La Sabena, maux par mots

VINCENT SLITS Publié le - Mis à jour le

Entreprise

ANALYSE

Le rapport de la commission Sabena a été bouclé dans la douleur. Il a été présenté mercredi à la presse. Retour en quelques mots sur les maux d'une compagnie au destin funeste.

1 Trahison. Principal coupable aux yeux de la commission Sabena: Swissair et derrière elle les puissants banquiers suisses. `N'ayant pas versé au 1er octobre 2001 les capitaux promis en vertu de la convention d'actionnaires du 2 août 2001, l'actionnaire suisse est directement et immédiatement responsable de la faillite de la Sabena´, souligne la Commission Sabena. Et d'ajouter: `SAirGroup a fait preuve de mauvaise foi et d'intention trompeuse au détriment de la Sabena´. Les Suisses Philippe Brugisser et Paul Reutlinger sont visés: le premier pour avoir fait pression sur la Sabena afin qu'elle opte pour Airbus, le second - patron de la Sabena à la fin des années 90 - pour avoir `roulé´ pour Swissair et préservé `la paix sociale´ à n'importe quel prix.
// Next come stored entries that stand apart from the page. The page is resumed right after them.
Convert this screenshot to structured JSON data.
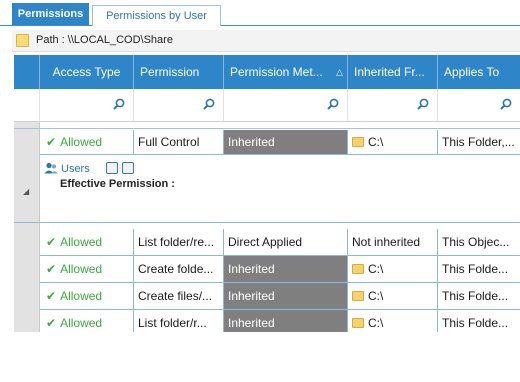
{
  "tabs": [
    {
      "label": "Permissions"
    },
    {
      "label": "Permissions by User"
    }
  ],
  "path": {
    "label": "Path : \\\\LOCAL_COD\\Share"
  },
  "columns": [
    {
      "label": "Access Type"
    },
    {
      "label": "Permission"
    },
    {
      "label": "Permission Met..."
    },
    {
      "label": "Inherited Fr..."
    },
    {
      "label": "Applies To"
    }
  ],
  "top_row": {
    "access": "Allowed",
    "permission": "Full Control",
    "method": "Inherited",
    "inherited_from": "C:\\",
    "applies_to": "This Folder,..."
  },
  "group": {
    "name": "Users",
    "effective_label": "Effective Permission :"
  },
  "rows": [
    {
      "access": "Allowed",
      "permission": "List folder/re...",
      "method": "Direct Applied",
      "inherited_from": "Not inherited",
      "applies_to": "This Objec..."
    },
    {
      "access": "Allowed",
      "permission": "Create folde...",
      "method": "Inherited",
      "inherited_from": "C:\\",
      "applies_to": "This Folde..."
    },
    {
      "access": "Allowed",
      "permission": "Create files/...",
      "method": "Inherited",
      "inherited_from": "C:\\",
      "applies_to": "This Folde..."
    },
    {
      "access": "Allowed",
      "permission": "List folder/r...",
      "method": "Inherited",
      "inherited_from": "C:\\",
      "applies_to": "This Folde..."
    }
  ],
  "colors": {
    "header_blue": "#2e86c8",
    "allowed_green": "#3caa3c",
    "inherited_gray": "#7f7f7f"
  }
}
2 Passivité. On l'a déjà dit, la commission Sabena accuse le conseil d'administration d'une trop grande `passivité´ vis-à-vis de Swissair et d'un manque de sens critique lors de certaines décisions cruciales comme l'extension de la flotte en 1997. Est notamment reproché aux administrateurs belges le fait de ne pas avoir exigé du partenaire suisse des garanties de financement. `Le conseil d'administration n'a pas pu exercer son action collégiale. La tentative du président de jeter un pont entre administrateurs suisses et belges par l'intermédiaire du Bureau du Conseil n'a pu éviter la polarisation et a eu pour effet que certains administrateurs n'ont pas été associés aux décisions essentielles´, explique la commission.
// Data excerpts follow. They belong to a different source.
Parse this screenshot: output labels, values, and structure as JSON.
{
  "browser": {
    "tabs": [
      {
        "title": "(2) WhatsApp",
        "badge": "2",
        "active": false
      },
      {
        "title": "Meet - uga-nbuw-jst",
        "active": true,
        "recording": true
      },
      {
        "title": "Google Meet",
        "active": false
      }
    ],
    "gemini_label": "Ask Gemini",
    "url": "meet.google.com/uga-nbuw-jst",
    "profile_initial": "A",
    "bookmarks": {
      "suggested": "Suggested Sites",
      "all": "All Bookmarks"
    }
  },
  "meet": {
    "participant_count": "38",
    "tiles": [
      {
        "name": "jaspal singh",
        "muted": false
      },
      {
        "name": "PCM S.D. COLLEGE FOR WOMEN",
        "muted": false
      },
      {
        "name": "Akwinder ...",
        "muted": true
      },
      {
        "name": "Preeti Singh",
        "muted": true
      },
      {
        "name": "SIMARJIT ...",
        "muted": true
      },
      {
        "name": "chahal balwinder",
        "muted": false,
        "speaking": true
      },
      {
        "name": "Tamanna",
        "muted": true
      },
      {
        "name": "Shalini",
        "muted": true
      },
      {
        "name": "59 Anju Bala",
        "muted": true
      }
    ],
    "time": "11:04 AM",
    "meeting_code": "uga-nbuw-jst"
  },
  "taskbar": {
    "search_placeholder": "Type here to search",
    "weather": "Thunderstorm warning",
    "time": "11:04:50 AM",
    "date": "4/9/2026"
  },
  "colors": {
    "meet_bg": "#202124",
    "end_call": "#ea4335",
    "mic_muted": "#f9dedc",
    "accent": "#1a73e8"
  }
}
3 Opacité. Opacité dans le processus décisionnel et dans les rapports entre les actionnaires, le comité de direction et le conseil d'administration. La Sabena était tout sauf une entreprise moderne aux yeux des règles modernes du `corporate governance´. `Les liens entre la Sabena et ses filiales constituent un enchevêtrement, un réseau d'engagements hors bilan (par exemple les hôtels Sabena). Ce sont surtout les contrats de leasing de la Sabena qui étaient inutilement compliqués (les leasings à quatre niveaux n'étaient pas rares) et ont exigé l'intervention d'onéreux avocats. Ici encore, la folie des grandeurs de Swissair a affecté la Sabena´, souligne les parlementaires.
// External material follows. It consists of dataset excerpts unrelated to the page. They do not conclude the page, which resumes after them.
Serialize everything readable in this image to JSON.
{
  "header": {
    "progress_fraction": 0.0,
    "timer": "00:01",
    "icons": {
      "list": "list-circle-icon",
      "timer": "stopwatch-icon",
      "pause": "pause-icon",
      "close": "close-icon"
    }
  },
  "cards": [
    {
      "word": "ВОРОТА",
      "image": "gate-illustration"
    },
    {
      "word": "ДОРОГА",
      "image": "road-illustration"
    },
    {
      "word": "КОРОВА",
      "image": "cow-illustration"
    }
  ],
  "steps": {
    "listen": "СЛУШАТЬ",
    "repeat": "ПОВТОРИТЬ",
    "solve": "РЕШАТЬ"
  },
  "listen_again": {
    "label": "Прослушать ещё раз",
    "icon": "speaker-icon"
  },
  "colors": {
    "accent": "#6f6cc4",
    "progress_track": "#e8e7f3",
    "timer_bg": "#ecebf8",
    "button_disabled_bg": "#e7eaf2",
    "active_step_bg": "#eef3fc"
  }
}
4 Pesanteur. `La culture d'entreprise, qui était au sein de la Sabena comparable à celle d'une administration publique, a eu pour conséquence que le naufrage de la Sabena n'a jamais été conçu comme une possibilité´, souligne le rapport de la commission Sabena. Et d'ajouter: `Pendant certaines périodes, les déficiences sur le plan de l'organisation et de la gestion du personnel ont entraîné la présence d'effectifs excédentaires dans certains secteurs de l'entreprise´. Le degré élevé de syndicalisation et la complexité de la concertation sociale sont également en cause.

5 Politisation. Autre spécificité de l'ex-Sabena: la politisation des organes de gestion de l'entreprise et l'absence d'une réelle vision stratégique dans le chef de l'Etat actionnaire. Le manque de cohérence aussi dans les décisions prises par les gouvernements successifs. `La composition du conseil a été déterminée en fonction du poids des partis politiques traditionnels (sociaux-chrétiens, socialistes et libéraux), ce qui n'a toutefois pas empêché la nomination par certains partis de capitaines d'industrie´, admet la commission qui estime que les grands formats politiques qui ont géré le dossier n'ont pas commis de `fautes´ et ne peuvent être tenus responsables de la faillite de la Sabena. Rik Daems est cependant critiqué ici ou là: `Le ministre de tutelle Daems a toléré la mise en oeuvre effective d'AMP, qui ouvrait la voie à une fusion effective, sans qu'il y ait suffisamment de garanties déterminantes concernant la conclusion d'un nouvel accord entre actionnaires´. Sans le citer, le rapport égratigne aussi Elio Di Rupo qui en mariant en 1995 la Sabena à Swissair aurait été bien inspiré de vérifier davantage la solidité financière du partenaire suisse. Quant à Guy Verhofstadt, on l'a dit, il lui est surtout reproché de ne pas avoir transmis certains documents à la commission. Et rien de plus.